After finding that coal-burning utility companies were routinely ignoring the law that required the installation of emissions control technology for work other than routine maintenance, the EPA decided to take action. “This was the most significant noncompliance pattern EPA had ever found,” Sylvia Lowrance, EPA’s top enforcement and compliance official from 1996 to 2002, told the newspaper. “It was the environmental equivalent of the tobacco litigation.”

But it all evaporated after the Bush administration took office, even though the agency was close to reaching settlement agreements with several of the seven companies the EPA initially prosecuted. The companies stopped working with the EPA on enforcement actions and turned their attention to the president’s Energy Task Force, headed by Vice President Dick Cheney.

When the group’s draft report was released in April 2001, the EPA immediately responded that its premise – that environmental regulation had hampered domestic energy production – was wrong. “Costs of compliance with environmental regulations are overstated … and [the plan] improperly implicates environmental programs as a major cause of supply constraints. Such a conclusion, in our opinion is overly simplistic and not supported by the facts,” Tom Gibson, an associate administrator appointed by Bush, wrote in a memo to the Energy Department, according to The Times. Another EPA official said the draft report “contains only comments by industry and ignores the comments of all other stakeholders.”

The administration pushed ahead and released a final energy policy in May 2001, replacing the Clean Air Act, including new source review with a pollution trading system, which would allow 50 percent more sulfur dioxide, 40 percent more nitrogen oxides and three times as much mercury as the old law required, if it were enforced.

Now all that remained was determining how much work could be done on a plant without it qualifying as an upgrade. Ms. Lowrance had people in her office study years’ worth of data from actual power plants and recommended that 0.75 percent was a reasonable figure, meaning a $1 billion facility could spend $7.5 million a year on repair and maintenance without triggering the requirement to install pollution controls.

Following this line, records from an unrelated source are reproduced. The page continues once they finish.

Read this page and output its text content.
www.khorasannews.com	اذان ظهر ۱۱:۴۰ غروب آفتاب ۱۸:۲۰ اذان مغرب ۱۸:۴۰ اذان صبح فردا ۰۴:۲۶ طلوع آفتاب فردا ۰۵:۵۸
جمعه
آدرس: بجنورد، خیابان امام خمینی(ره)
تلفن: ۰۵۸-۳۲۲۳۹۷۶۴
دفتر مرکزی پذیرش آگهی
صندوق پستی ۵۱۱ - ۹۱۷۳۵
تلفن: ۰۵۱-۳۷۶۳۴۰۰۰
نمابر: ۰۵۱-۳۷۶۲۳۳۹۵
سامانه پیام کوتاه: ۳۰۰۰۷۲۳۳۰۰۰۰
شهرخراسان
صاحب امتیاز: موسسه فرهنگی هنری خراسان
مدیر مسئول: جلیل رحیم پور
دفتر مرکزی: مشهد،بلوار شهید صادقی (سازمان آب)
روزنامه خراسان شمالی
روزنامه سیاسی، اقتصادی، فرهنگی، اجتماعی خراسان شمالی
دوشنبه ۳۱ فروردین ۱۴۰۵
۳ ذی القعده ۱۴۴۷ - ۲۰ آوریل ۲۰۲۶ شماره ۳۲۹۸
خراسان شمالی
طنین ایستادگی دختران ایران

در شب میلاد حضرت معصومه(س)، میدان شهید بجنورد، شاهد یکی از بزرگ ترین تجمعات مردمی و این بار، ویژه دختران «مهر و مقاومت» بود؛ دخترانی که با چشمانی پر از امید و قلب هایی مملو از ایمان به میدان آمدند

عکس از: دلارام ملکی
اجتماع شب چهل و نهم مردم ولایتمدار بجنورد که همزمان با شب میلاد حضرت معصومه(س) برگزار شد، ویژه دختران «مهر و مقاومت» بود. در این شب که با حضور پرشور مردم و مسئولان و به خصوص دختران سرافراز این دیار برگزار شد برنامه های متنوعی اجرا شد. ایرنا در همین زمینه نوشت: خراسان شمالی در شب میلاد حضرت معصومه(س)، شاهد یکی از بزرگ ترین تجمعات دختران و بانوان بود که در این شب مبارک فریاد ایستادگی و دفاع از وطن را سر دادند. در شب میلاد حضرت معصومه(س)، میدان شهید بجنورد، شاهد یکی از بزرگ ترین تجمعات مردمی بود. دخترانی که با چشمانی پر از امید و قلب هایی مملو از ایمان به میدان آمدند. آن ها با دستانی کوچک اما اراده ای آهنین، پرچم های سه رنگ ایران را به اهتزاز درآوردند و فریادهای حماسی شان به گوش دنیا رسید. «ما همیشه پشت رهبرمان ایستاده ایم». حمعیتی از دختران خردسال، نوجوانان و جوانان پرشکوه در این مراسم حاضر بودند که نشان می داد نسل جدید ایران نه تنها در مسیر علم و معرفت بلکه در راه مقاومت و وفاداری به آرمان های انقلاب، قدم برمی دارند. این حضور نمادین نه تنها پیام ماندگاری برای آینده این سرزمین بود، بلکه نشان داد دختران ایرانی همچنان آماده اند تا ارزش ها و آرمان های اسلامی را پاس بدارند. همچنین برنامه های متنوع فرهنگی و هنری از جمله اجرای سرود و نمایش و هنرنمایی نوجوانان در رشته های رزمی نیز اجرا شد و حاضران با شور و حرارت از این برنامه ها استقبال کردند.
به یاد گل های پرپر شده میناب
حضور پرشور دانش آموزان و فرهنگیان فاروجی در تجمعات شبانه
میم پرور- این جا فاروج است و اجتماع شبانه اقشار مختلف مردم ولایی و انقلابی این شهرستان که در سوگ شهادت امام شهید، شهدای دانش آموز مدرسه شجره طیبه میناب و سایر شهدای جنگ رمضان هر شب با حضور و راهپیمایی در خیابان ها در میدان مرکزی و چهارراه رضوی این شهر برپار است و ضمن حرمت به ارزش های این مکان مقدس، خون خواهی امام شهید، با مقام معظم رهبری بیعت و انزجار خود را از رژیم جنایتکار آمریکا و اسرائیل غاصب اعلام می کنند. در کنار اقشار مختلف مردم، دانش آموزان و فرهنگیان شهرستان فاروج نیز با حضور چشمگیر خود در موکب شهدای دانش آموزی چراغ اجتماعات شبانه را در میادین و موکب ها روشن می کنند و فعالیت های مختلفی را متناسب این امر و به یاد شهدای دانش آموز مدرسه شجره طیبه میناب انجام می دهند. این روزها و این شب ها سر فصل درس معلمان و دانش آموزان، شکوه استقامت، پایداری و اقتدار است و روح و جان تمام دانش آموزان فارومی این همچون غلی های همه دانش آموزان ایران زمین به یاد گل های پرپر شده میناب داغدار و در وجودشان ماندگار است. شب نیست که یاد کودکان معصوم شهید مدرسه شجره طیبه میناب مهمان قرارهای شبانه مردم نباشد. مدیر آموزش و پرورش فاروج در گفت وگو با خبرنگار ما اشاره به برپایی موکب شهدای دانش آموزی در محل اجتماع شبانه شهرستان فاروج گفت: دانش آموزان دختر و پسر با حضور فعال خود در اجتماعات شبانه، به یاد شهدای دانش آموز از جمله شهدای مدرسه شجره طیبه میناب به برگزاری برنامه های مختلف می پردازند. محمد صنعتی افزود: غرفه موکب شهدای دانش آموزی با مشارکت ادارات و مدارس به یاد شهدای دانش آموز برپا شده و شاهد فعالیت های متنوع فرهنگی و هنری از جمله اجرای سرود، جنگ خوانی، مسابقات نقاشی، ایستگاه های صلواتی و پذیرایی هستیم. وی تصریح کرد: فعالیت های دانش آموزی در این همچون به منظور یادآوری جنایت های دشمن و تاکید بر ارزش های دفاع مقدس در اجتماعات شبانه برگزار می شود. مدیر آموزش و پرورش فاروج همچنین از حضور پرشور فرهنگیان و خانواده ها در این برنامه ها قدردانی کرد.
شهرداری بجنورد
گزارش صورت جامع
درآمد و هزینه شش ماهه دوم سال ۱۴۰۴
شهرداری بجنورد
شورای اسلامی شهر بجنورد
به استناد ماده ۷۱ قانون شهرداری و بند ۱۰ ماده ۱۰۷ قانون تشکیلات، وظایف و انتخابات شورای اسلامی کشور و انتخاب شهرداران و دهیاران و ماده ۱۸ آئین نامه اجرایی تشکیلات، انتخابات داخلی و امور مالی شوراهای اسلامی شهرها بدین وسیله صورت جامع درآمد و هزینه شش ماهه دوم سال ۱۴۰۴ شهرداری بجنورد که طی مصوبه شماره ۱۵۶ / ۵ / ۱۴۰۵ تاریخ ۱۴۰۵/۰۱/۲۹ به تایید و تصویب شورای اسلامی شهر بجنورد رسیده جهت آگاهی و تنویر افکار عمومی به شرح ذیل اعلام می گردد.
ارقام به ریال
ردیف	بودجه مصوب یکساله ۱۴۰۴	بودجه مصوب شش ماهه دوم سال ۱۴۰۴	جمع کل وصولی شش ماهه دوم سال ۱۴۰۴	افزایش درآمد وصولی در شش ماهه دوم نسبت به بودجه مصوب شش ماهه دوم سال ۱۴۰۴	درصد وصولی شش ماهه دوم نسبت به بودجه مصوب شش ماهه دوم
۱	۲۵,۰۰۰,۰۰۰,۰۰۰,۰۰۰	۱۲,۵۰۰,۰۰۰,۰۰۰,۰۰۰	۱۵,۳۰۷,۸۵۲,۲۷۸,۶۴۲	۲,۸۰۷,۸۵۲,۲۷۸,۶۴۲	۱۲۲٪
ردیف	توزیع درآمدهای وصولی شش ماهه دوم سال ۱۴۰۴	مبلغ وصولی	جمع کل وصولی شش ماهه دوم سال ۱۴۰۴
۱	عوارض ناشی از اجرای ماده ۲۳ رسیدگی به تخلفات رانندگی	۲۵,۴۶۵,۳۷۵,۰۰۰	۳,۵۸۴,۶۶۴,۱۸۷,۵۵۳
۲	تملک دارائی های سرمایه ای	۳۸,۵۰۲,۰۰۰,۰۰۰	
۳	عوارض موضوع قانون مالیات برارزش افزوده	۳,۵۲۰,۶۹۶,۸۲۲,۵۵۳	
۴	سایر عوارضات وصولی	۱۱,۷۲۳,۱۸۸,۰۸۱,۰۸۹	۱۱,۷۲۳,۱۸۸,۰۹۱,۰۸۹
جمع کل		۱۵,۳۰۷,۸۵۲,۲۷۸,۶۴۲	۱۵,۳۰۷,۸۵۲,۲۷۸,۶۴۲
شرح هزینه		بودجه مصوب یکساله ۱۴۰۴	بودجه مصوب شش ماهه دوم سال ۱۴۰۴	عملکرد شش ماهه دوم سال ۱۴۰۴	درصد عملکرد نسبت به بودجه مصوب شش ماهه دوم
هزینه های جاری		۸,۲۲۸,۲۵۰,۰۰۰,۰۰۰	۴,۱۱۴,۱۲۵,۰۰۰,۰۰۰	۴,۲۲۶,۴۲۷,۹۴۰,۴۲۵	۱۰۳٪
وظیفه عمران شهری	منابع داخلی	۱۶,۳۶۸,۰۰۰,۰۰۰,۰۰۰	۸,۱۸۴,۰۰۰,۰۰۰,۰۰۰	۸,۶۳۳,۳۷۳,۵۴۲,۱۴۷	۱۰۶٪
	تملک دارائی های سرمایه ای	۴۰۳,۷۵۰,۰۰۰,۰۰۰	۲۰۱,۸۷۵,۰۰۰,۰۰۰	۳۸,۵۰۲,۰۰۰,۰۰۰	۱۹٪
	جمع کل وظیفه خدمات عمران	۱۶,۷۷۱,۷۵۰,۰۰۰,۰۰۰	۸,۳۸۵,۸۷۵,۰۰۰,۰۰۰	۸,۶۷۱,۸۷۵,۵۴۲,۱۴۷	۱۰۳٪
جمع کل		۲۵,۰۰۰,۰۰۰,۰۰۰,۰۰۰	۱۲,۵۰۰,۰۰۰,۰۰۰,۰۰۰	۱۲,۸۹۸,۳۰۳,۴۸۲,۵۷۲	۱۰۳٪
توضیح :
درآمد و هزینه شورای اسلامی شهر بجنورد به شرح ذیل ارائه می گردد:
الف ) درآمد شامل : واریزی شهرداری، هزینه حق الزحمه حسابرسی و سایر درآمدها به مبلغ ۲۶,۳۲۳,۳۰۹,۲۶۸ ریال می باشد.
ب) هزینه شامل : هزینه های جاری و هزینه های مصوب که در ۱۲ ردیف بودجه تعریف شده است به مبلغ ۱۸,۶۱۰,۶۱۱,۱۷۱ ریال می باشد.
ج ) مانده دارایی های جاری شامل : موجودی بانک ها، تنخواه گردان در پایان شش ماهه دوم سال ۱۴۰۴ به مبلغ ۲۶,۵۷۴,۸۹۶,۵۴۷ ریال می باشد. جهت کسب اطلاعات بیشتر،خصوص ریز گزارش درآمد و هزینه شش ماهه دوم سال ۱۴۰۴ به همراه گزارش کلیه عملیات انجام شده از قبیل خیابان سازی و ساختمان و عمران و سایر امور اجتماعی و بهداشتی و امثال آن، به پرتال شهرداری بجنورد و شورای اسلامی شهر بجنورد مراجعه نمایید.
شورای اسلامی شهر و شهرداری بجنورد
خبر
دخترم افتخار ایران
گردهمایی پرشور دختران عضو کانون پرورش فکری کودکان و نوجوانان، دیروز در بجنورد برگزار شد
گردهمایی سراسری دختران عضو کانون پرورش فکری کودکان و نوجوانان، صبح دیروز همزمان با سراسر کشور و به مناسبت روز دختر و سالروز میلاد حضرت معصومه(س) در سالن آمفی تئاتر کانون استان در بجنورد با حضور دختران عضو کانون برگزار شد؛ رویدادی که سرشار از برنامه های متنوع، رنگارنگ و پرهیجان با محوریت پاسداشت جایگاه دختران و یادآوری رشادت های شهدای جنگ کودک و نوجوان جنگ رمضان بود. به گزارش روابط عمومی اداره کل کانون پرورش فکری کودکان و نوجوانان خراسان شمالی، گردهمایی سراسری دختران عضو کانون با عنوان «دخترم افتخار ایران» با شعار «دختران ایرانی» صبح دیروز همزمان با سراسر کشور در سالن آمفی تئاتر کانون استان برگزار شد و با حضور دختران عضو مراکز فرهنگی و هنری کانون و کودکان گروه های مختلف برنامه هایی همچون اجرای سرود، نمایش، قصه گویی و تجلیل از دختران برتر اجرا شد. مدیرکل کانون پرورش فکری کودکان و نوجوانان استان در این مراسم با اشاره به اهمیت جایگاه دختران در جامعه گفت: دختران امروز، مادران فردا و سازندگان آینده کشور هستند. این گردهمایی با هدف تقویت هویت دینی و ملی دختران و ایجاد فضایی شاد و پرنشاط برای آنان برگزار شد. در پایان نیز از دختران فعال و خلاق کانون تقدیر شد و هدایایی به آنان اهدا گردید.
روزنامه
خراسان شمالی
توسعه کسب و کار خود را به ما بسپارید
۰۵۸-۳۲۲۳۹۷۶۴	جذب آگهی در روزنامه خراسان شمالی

Two days before Labor Day weekend, the acting EPA administrator (by then former New Jersey Gov. Christine Todd Whitman had resigned as the agency’s chief) announced that the administration had finalized its rule on routine maintenance and would allow a plant to spend 20 percent of its replacement cost without installing emissions equipment.

The new rules are now on hold because a federal appeals court halted their implementation while a case brought by 14 states, including Maine, makes its way through the judicial system.

As battles rage in Washington over mercury emissions, fuel efficiency and military compliance with environmental laws, new source review provides a cautionary tale. It also reiterates the critical role Maine’s senators continue to play in trying to ensure business interests don’t trump environmental protection.

Sens. Olympia Snowe and Susan Collins, for example, fought to obtain analyses showing that competing measures would achieve greater pollution gains more quickly than the president’s Clear Skies Initiative. They also remain opposed to efforts to weaken mercury emissions rules. Clearly, they have their work cut out for them.